Le gouvernement sud-africain étudie actuellement le projet d'achat d'Anglo American du groupe BHP (ASX : BHP), a déclaré un porte-parole. Cet accord devrait inquiéter les responsables dans les semaines à venir, avant les élections générales où la majorité du parti au pouvoir est en danger.
L'accord, d'une valeur d'environ 39 milliards de dollars, impliquerait qu'Anglo (LON : AAL) se retire de ses actifs de platine et de minerai de fer en Afrique du Sud.
Cela pourrait déclencher d’importantes sorties de capitaux et nuire davantage à la réputation du pays en tant que destination d’investissement minier.
La sortie potentielle d'Anglo marquerait la fin d'une époque pour une société fondée à Johannesburg il y a plus d'un siècle.
Les mineurs sud-africains ont supprimé des milliers d’emplois, réduit leurs investissements et payé beaucoup moins d’impôts en réponse à la baisse des prix des métaux et à une myriade de défis locaux, notamment une crise au port de l’État et à la compagnie ferroviaire de fret.
La stagnation de la croissance économique et le taux de chômage élevé sont des sujets brûlants à l'approche des élections du 29 mai, où les sondages suggèrent que le Congrès national africain pourrait perdre sa majorité parlementaire pour la première fois depuis la fin de l'apartheid.
Le gouvernement suivra les conseils d'une unité de réglementation du ministère des Ressources minérales et de l'Énergie (DMRE) avant de prendre position sur l'offre de BHP, a déclaré un porte-parole du DMRE.
Dans des commentaires au Financial Times, le ministre sud-africain des Mines, Gwede Mantashe, a déclaré qu'il se méfiait personnellement de la proposition de BHP, car l'expérience précédente du pays avec BHP n'était « pas positive ». Il n'a pas répondu aux demandes de commentaires de Reuters.
Fin d'une époque?
Fondée par le baron de l'or et du diamant Ernest Oppenheimer au plus fort de la Première Guerre mondiale en 1917, Anglo American est synonyme d'exploitation minière sud-africaine depuis des décennies et a contribué à jeter les bases de la croissance industrielle du pays.

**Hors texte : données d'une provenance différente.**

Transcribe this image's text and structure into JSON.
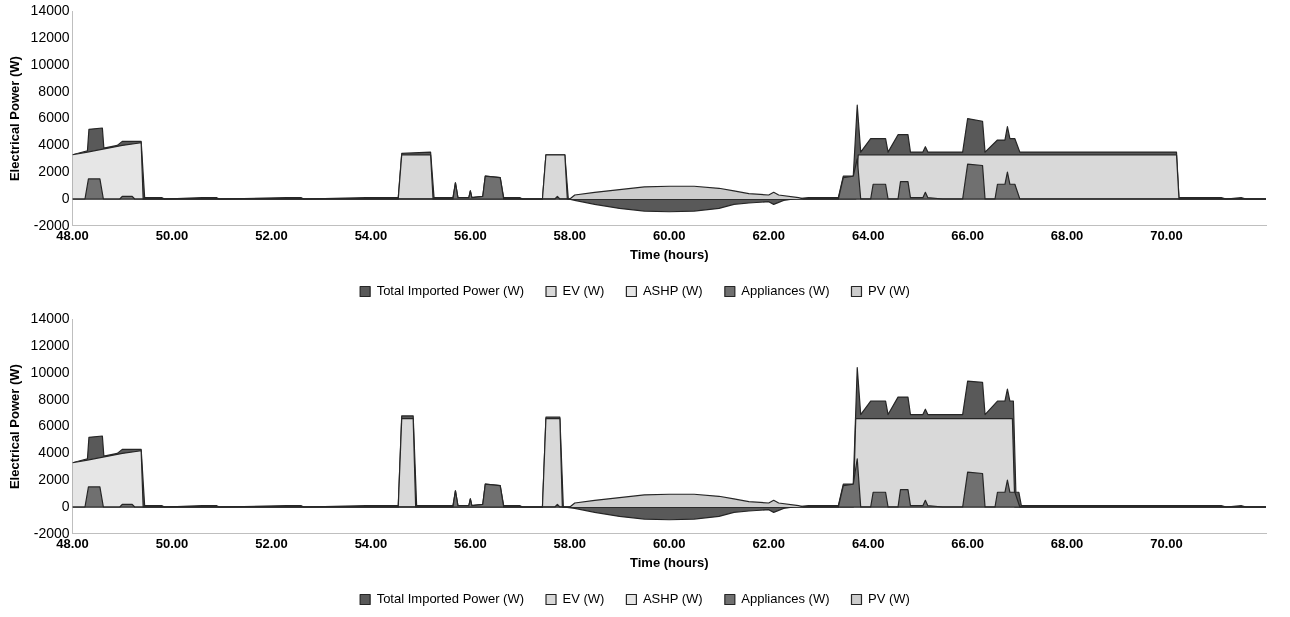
{
  "chart_data": [
    {
      "type": "area",
      "xlabel": "Time (hours)",
      "ylabel": "Electrical Power (W)",
      "xlim": [
        48,
        72
      ],
      "ylim": [
        -2000,
        14000
      ],
      "xticks": [
        {
          "value": 48,
          "label": "48.00"
        },
        {
          "value": 50,
          "label": "50.00"
        },
        {
          "value": 52,
          "label": "52.00"
        },
        {
          "value": 54,
          "label": "54.00"
        },
        {
          "value": 56,
          "label": "56.00"
        },
        {
          "value": 58,
          "label": "58.00"
        },
        {
          "value": 60,
          "label": "60.00"
        },
        {
          "value": 62,
          "label": "62.00"
        },
        {
          "value": 64,
          "label": "64.00"
        },
        {
          "value": 66,
          "label": "66.00"
        },
        {
          "value": 68,
          "label": "68.00"
        },
        {
          "value": 70,
          "label": "70.00"
        }
      ],
      "yticks": [
        -2000,
        0,
        2000,
        4000,
        6000,
        8000,
        10000,
        12000,
        14000
      ],
      "grid": false,
      "legend": "bottom",
      "marker": "none",
      "series": [
        {
          "name": "Total Imported Power (W)",
          "color": "#595959",
          "x": [
            48,
            48.3,
            48.33,
            48.6,
            48.63,
            48.9,
            49.0,
            49.38,
            49.45,
            49.8,
            49.85,
            50.6,
            50.9,
            50.95,
            52.3,
            52.6,
            52.65,
            53.9,
            54.2,
            54.55,
            54.62,
            55.2,
            55.27,
            55.65,
            55.7,
            55.75,
            55.97,
            56.0,
            56.03,
            56.25,
            56.3,
            56.6,
            56.67,
            57.0,
            57.05,
            57.45,
            57.52,
            57.9,
            57.97,
            58.1,
            58.5,
            59.0,
            59.5,
            60.0,
            60.5,
            61.0,
            61.3,
            61.6,
            62.0,
            62.1,
            62.3,
            62.5,
            62.8,
            63.4,
            63.5,
            63.7,
            63.78,
            63.85,
            64.05,
            64.35,
            64.4,
            64.6,
            64.8,
            64.85,
            65.1,
            65.15,
            65.2,
            65.9,
            66.0,
            66.3,
            66.35,
            66.6,
            66.75,
            66.8,
            66.85,
            66.95,
            67.05,
            70.2,
            70.25,
            71.1,
            71.2,
            71.5,
            71.6,
            72
          ],
          "values": [
            3300,
            3600,
            5200,
            5300,
            3800,
            4000,
            4300,
            4300,
            100,
            100,
            0,
            100,
            100,
            0,
            100,
            100,
            0,
            100,
            100,
            100,
            3400,
            3500,
            100,
            100,
            1200,
            100,
            100,
            600,
            100,
            200,
            1700,
            1600,
            100,
            100,
            0,
            0,
            3300,
            3300,
            0,
            -100,
            -400,
            -700,
            -900,
            -950,
            -900,
            -700,
            -400,
            -300,
            -200,
            -400,
            -100,
            0,
            100,
            100,
            1700,
            1700,
            7000,
            3500,
            4500,
            4500,
            3500,
            4800,
            4800,
            3500,
            3500,
            3900,
            3500,
            3500,
            6000,
            5800,
            3500,
            4400,
            4400,
            5400,
            4500,
            4500,
            3500,
            3500,
            100,
            100,
            0,
            100,
            0,
            0
          ]
        },
        {
          "name": "EV (W)",
          "color": "#d9d9d9",
          "x": [
            48,
            54.55,
            54.62,
            55.2,
            55.25,
            57.45,
            57.52,
            57.9,
            57.95,
            63.75,
            63.8,
            70.2,
            70.25,
            72
          ],
          "values": [
            0,
            0,
            3300,
            3300,
            0,
            0,
            3300,
            3300,
            0,
            0,
            3300,
            3300,
            0,
            0
          ]
        },
        {
          "name": "ASHP (W)",
          "color": "#e6e6e6",
          "x": [
            48,
            48.3,
            49.0,
            49.38,
            49.42,
            72
          ],
          "values": [
            3300,
            3500,
            4000,
            4200,
            0,
            0
          ]
        },
        {
          "name": "Appliances (W)",
          "color": "#707070",
          "x": [
            48,
            48.25,
            48.32,
            48.55,
            48.62,
            48.95,
            49.0,
            49.2,
            49.25,
            55.65,
            55.7,
            55.75,
            55.97,
            56.0,
            56.03,
            56.25,
            56.3,
            56.6,
            56.67,
            57.7,
            57.75,
            57.8,
            63.4,
            63.5,
            63.7,
            63.78,
            63.85,
            64.05,
            64.1,
            64.35,
            64.4,
            64.6,
            64.65,
            64.8,
            64.85,
            65.1,
            65.15,
            65.2,
            65.5,
            65.9,
            66.0,
            66.3,
            66.35,
            66.55,
            66.6,
            66.75,
            66.8,
            66.85,
            66.95,
            67.05,
            72
          ],
          "values": [
            0,
            0,
            1500,
            1500,
            0,
            0,
            200,
            200,
            0,
            0,
            1200,
            100,
            100,
            600,
            100,
            200,
            1700,
            1600,
            0,
            0,
            200,
            0,
            0,
            1600,
            1700,
            3000,
            0,
            0,
            1100,
            1100,
            0,
            0,
            1300,
            1300,
            100,
            100,
            500,
            100,
            0,
            0,
            2600,
            2500,
            0,
            0,
            1100,
            1100,
            2000,
            1100,
            1100,
            0,
            0
          ]
        },
        {
          "name": "PV (W)",
          "color": "#cccccc",
          "x": [
            48,
            58.0,
            58.1,
            58.5,
            59.0,
            59.5,
            60.0,
            60.5,
            61.0,
            61.3,
            61.6,
            62.0,
            62.1,
            62.2,
            62.6,
            62.7,
            72
          ],
          "values": [
            0,
            0,
            300,
            500,
            700,
            900,
            950,
            950,
            800,
            600,
            400,
            300,
            500,
            300,
            100,
            0,
            0
          ]
        }
      ]
    },
    {
      "type": "area",
      "xlabel": "Time (hours)",
      "ylabel": "Electrical Power (W)",
      "xlim": [
        48,
        72
      ],
      "ylim": [
        -2000,
        14000
      ],
      "xticks": [
        {
          "value": 48,
          "label": "48.00"
        },
        {
          "value": 50,
          "label": "50.00"
        },
        {
          "value": 52,
          "label": "52.00"
        },
        {
          "value": 54,
          "label": "54.00"
        },
        {
          "value": 56,
          "label": "56.00"
        },
        {
          "value": 58,
          "label": "58.00"
        },
        {
          "value": 60,
          "label": "60.00"
        },
        {
          "value": 62,
          "label": "62.00"
        },
        {
          "value": 64,
          "label": "64.00"
        },
        {
          "value": 66,
          "label": "66.00"
        },
        {
          "value": 68,
          "label": "68.00"
        },
        {
          "value": 70,
          "label": "70.00"
        }
      ],
      "yticks": [
        -2000,
        0,
        2000,
        4000,
        6000,
        8000,
        10000,
        12000,
        14000
      ],
      "grid": false,
      "legend": "bottom",
      "marker": "none",
      "series": [
        {
          "name": "Total Imported Power (W)",
          "color": "#595959",
          "x": [
            48,
            48.3,
            48.33,
            48.6,
            48.63,
            48.9,
            49.0,
            49.38,
            49.45,
            49.8,
            49.85,
            50.6,
            50.9,
            50.95,
            52.3,
            52.6,
            52.65,
            53.9,
            54.2,
            54.55,
            54.62,
            54.85,
            54.92,
            55.65,
            55.7,
            55.75,
            55.97,
            56.0,
            56.03,
            56.25,
            56.3,
            56.6,
            56.67,
            57.0,
            57.05,
            57.45,
            57.52,
            57.8,
            57.87,
            58.1,
            58.5,
            59.0,
            59.5,
            60.0,
            60.5,
            61.0,
            61.3,
            61.6,
            62.0,
            62.1,
            62.3,
            62.5,
            62.8,
            63.4,
            63.5,
            63.7,
            63.78,
            63.85,
            64.05,
            64.35,
            64.4,
            64.6,
            64.8,
            64.85,
            65.1,
            65.15,
            65.2,
            65.9,
            66.0,
            66.3,
            66.35,
            66.6,
            66.75,
            66.8,
            66.85,
            66.92,
            66.97,
            67.03,
            67.08,
            70.2,
            70.3,
            71.1,
            71.2,
            71.5,
            71.6,
            72
          ],
          "values": [
            3300,
            3600,
            5200,
            5300,
            3800,
            4000,
            4300,
            4300,
            100,
            100,
            0,
            100,
            100,
            0,
            100,
            100,
            0,
            100,
            100,
            100,
            6800,
            6800,
            100,
            100,
            1200,
            100,
            100,
            600,
            100,
            200,
            1700,
            1600,
            100,
            100,
            0,
            0,
            6700,
            6700,
            0,
            -100,
            -400,
            -700,
            -900,
            -950,
            -900,
            -700,
            -400,
            -300,
            -200,
            -400,
            -100,
            0,
            100,
            100,
            1700,
            1700,
            10400,
            6900,
            7900,
            7900,
            6900,
            8200,
            8200,
            6900,
            6900,
            7300,
            6900,
            6900,
            9400,
            9300,
            6900,
            7900,
            7900,
            8800,
            7900,
            7900,
            1100,
            1100,
            100,
            100,
            100,
            100,
            0,
            100,
            0,
            0
          ]
        },
        {
          "name": "EV (W)",
          "color": "#d9d9d9",
          "x": [
            48,
            54.55,
            54.62,
            54.85,
            54.9,
            57.45,
            57.52,
            57.8,
            57.85,
            63.7,
            63.75,
            66.9,
            66.95,
            72
          ],
          "values": [
            0,
            0,
            6600,
            6600,
            0,
            0,
            6600,
            6600,
            0,
            0,
            6600,
            6600,
            0,
            0
          ]
        },
        {
          "name": "ASHP (W)",
          "color": "#e6e6e6",
          "x": [
            48,
            48.3,
            49.0,
            49.38,
            49.42,
            72
          ],
          "values": [
            3300,
            3500,
            4000,
            4200,
            0,
            0
          ]
        },
        {
          "name": "Appliances (W)",
          "color": "#707070",
          "x": [
            48,
            48.25,
            48.32,
            48.55,
            48.62,
            48.95,
            49.0,
            49.2,
            49.25,
            55.65,
            55.7,
            55.75,
            55.97,
            56.0,
            56.03,
            56.25,
            56.3,
            56.6,
            56.67,
            57.7,
            57.75,
            57.8,
            63.4,
            63.5,
            63.7,
            63.78,
            63.85,
            64.05,
            64.1,
            64.35,
            64.4,
            64.6,
            64.65,
            64.8,
            64.85,
            65.1,
            65.15,
            65.2,
            65.5,
            65.9,
            66.0,
            66.3,
            66.35,
            66.55,
            66.6,
            66.75,
            66.8,
            66.85,
            66.95,
            67.05,
            72
          ],
          "values": [
            0,
            0,
            1500,
            1500,
            0,
            0,
            200,
            200,
            0,
            0,
            1200,
            100,
            100,
            600,
            100,
            200,
            1700,
            1600,
            0,
            0,
            200,
            0,
            0,
            1600,
            1700,
            3600,
            0,
            0,
            1100,
            1100,
            0,
            0,
            1300,
            1300,
            100,
            100,
            500,
            100,
            0,
            0,
            2600,
            2500,
            0,
            0,
            1100,
            1100,
            2000,
            1100,
            1100,
            0,
            0
          ]
        },
        {
          "name": "PV (W)",
          "color": "#cccccc",
          "x": [
            48,
            58.0,
            58.1,
            58.5,
            59.0,
            59.5,
            60.0,
            60.5,
            61.0,
            61.3,
            61.6,
            62.0,
            62.1,
            62.2,
            62.6,
            62.7,
            72
          ],
          "values": [
            0,
            0,
            300,
            500,
            700,
            900,
            950,
            950,
            800,
            600,
            400,
            300,
            500,
            300,
            100,
            0,
            0
          ]
        }
      ]
    }
  ]
}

Elle emploie environ 45 000 personnes en Afrique du Sud, mais sa filiale de platine Anglo American Platinum AMSJ.J a annoncé son intention de supprimer 3 700 postes tandis qu'une autre filiale, Kumba Iron Ore KIOJ.J, prévoit de supprimer 490 postes.
La proposition de BHP n'est pas encore une offre formelle et deux sources ont déclaré à Reuters que la direction d'Anglo ne la jugeait pas attrayante.

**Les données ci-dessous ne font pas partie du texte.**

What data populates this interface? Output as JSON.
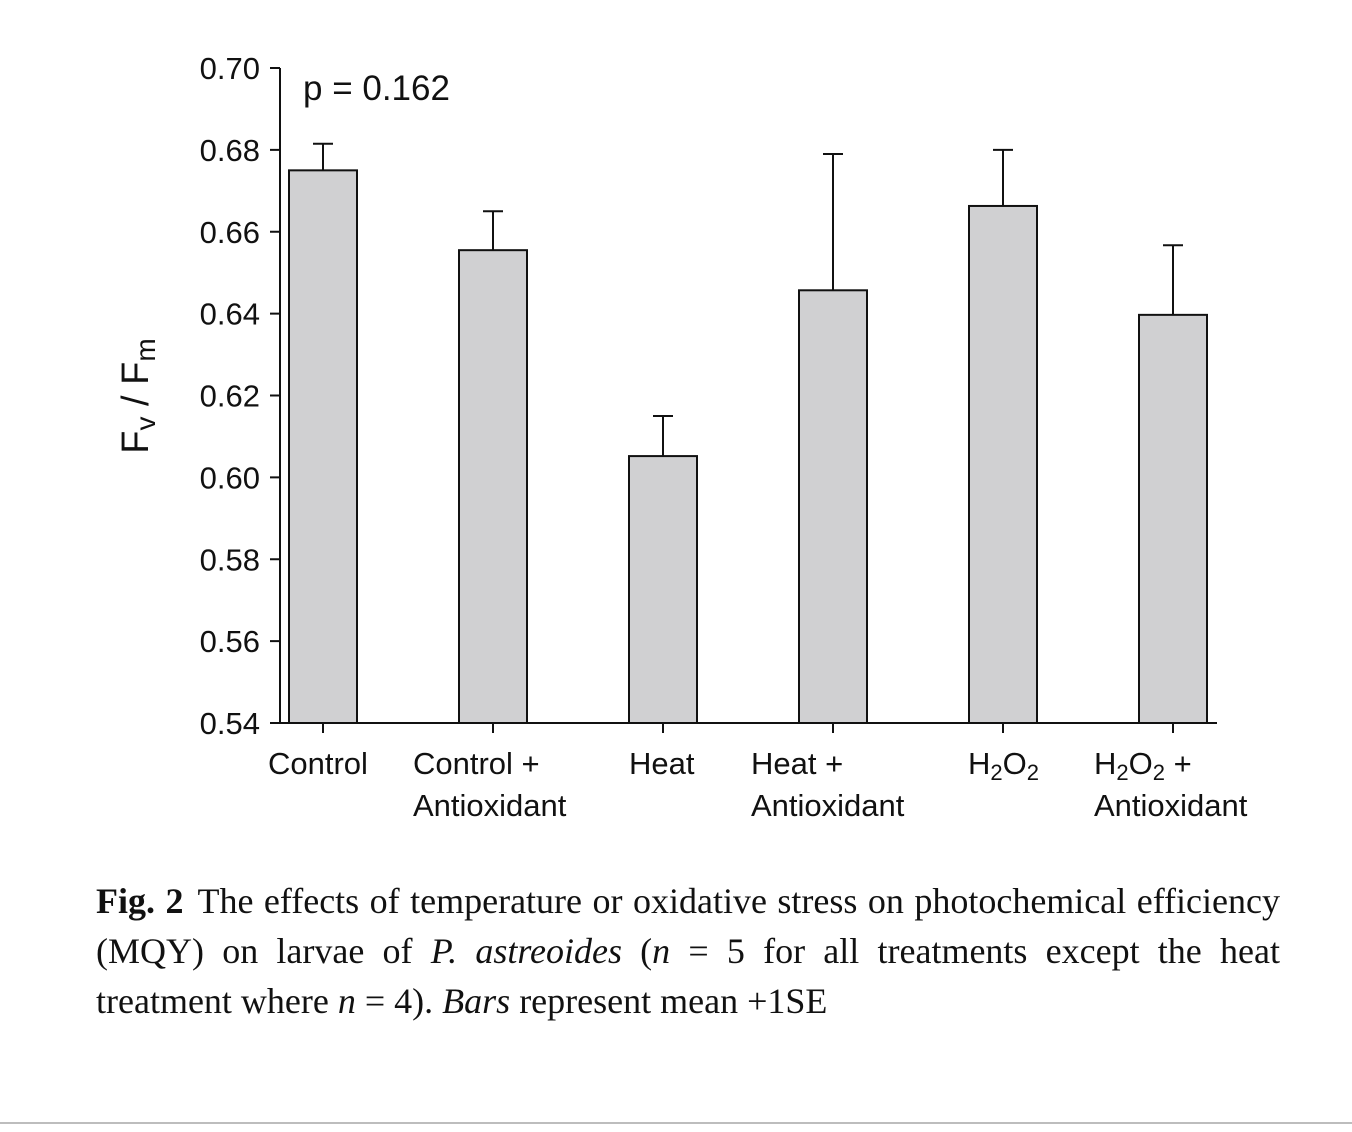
{
  "chart_data": {
    "type": "bar",
    "categories": [
      [
        "Control"
      ],
      [
        "Control +",
        "Antioxidant"
      ],
      [
        "Heat"
      ],
      [
        "Heat +",
        "Antioxidant"
      ],
      [
        "H2O2"
      ],
      [
        "H2O2 +",
        "Antioxidant"
      ]
    ],
    "values": [
      0.675,
      0.6555,
      0.6052,
      0.6457,
      0.6663,
      0.6397
    ],
    "error_upper": [
      0.0065,
      0.0095,
      0.0098,
      0.0333,
      0.0137,
      0.017
    ],
    "ylabel": "Fv / Fm",
    "ylim": [
      0.54,
      0.7
    ],
    "yticks": [
      "0.54",
      "0.56",
      "0.58",
      "0.60",
      "0.62",
      "0.64",
      "0.66",
      "0.68",
      "0.70"
    ],
    "annotation": "p = 0.162",
    "bar_color": "#d0d0d2",
    "edge_color": "#111111"
  },
  "caption": {
    "label": "Fig. 2",
    "text": "The effects of temperature or oxidative stress on photochemical efficiency (MQY) on larvae of P. astreoides (n = 5 for all treatments except the heat treatment where n = 4). Bars represent mean +1SE"
  }
}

Le dégroupage des actifs de platine et de minerai de fer d'Anglo en Afrique du Sud pourrait provoquer des sorties de capitaux, car les investisseurs qui détiennent les actions d'Anglo en raison de son portefeuille diversifié pourraient choisir de se retirer des actifs dégroupés.

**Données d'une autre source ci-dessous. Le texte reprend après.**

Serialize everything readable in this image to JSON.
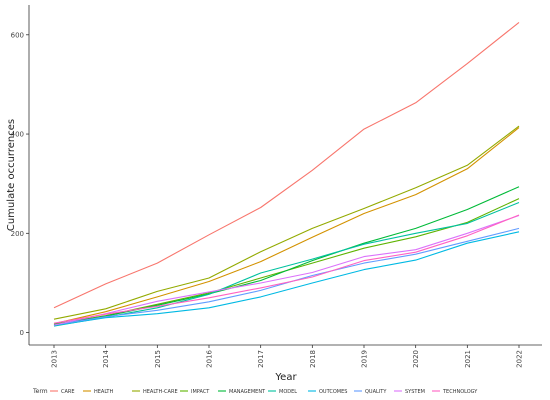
{
  "chart_data": {
    "type": "line",
    "xlabel": "Year",
    "ylabel": "Cumulate occurrences",
    "x": [
      "2013",
      "2014",
      "2015",
      "2016",
      "2017",
      "2018",
      "2019",
      "2020",
      "2021",
      "2022"
    ],
    "ylim": [
      -25,
      660
    ],
    "yticks": [
      0,
      200,
      400,
      600
    ],
    "grid": false,
    "legend": {
      "title": "Term",
      "position": "bottom"
    },
    "series": [
      {
        "name": "CARE",
        "color": "#F8766D",
        "values": [
          50,
          98,
          140,
          197,
          252,
          327,
          410,
          463,
          542,
          625
        ]
      },
      {
        "name": "HEALTH",
        "color": "#D39200",
        "values": [
          18,
          42,
          72,
          103,
          143,
          192,
          240,
          278,
          330,
          413
        ]
      },
      {
        "name": "HEALTH-CARE",
        "color": "#93AA00",
        "values": [
          27,
          48,
          83,
          110,
          163,
          210,
          250,
          292,
          337,
          416
        ]
      },
      {
        "name": "IMPACT",
        "color": "#5EB300",
        "values": [
          17,
          34,
          57,
          80,
          110,
          140,
          170,
          193,
          222,
          270
        ]
      },
      {
        "name": "MANAGEMENT",
        "color": "#00BA38",
        "values": [
          16,
          33,
          55,
          78,
          105,
          145,
          180,
          210,
          248,
          294
        ]
      },
      {
        "name": "MODEL",
        "color": "#00C19F",
        "values": [
          13,
          31,
          50,
          77,
          120,
          148,
          178,
          200,
          220,
          262
        ]
      },
      {
        "name": "OUTCOMES",
        "color": "#00B9E3",
        "values": [
          14,
          30,
          38,
          50,
          72,
          100,
          127,
          146,
          180,
          203
        ]
      },
      {
        "name": "QUALITY",
        "color": "#619CFF",
        "values": [
          15,
          32,
          45,
          62,
          85,
          115,
          140,
          158,
          184,
          210
        ]
      },
      {
        "name": "SYSTEM",
        "color": "#DB72FB",
        "values": [
          15,
          38,
          63,
          82,
          100,
          121,
          153,
          167,
          200,
          236
        ]
      },
      {
        "name": "TECHNOLOGY",
        "color": "#FF61C3",
        "values": [
          19,
          37,
          53,
          70,
          90,
          112,
          145,
          162,
          195,
          237
        ]
      }
    ]
  }
}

Outre ses mines en Afrique du Sud, Anglo possède également des actifs de platine au Zimbabwe et des mines de diamants au Botswana et en Namibie via son unité De Beers.
Le gestionnaire d'actifs de l'État sud-africain, Public Investment Corporation, qui détient environ 7 % des actions d'Anglo, a déclaré qu'il évaluait l'offre de BHP « pour assurer la création de valeur » dans une partie critique de l'économie.
L'offre sera également étudiée par les autorités sud-africaines de la concurrence.
Entre autres questions, l’organisme de surveillance de la concurrence exige que les entreprises expliquent comment elles envisagent de maintenir la participation des Noirs dans les entreprises, notamment par le biais de participations au capital, et visent à prévenir les pertes d’emplois.
Lorsque le plus grand brasseur mondial Anheuser-Busch InBev ABI.BR a obtenu une approbation conditionnelle pour son acquisition de la société sud-africaine SABMiller, pour plus de 100 milliards de dollars, il lui a été interdit de licencier des employés sud-africains à la suite de la fusion, une condition qui était requise pour durer à perpétuité.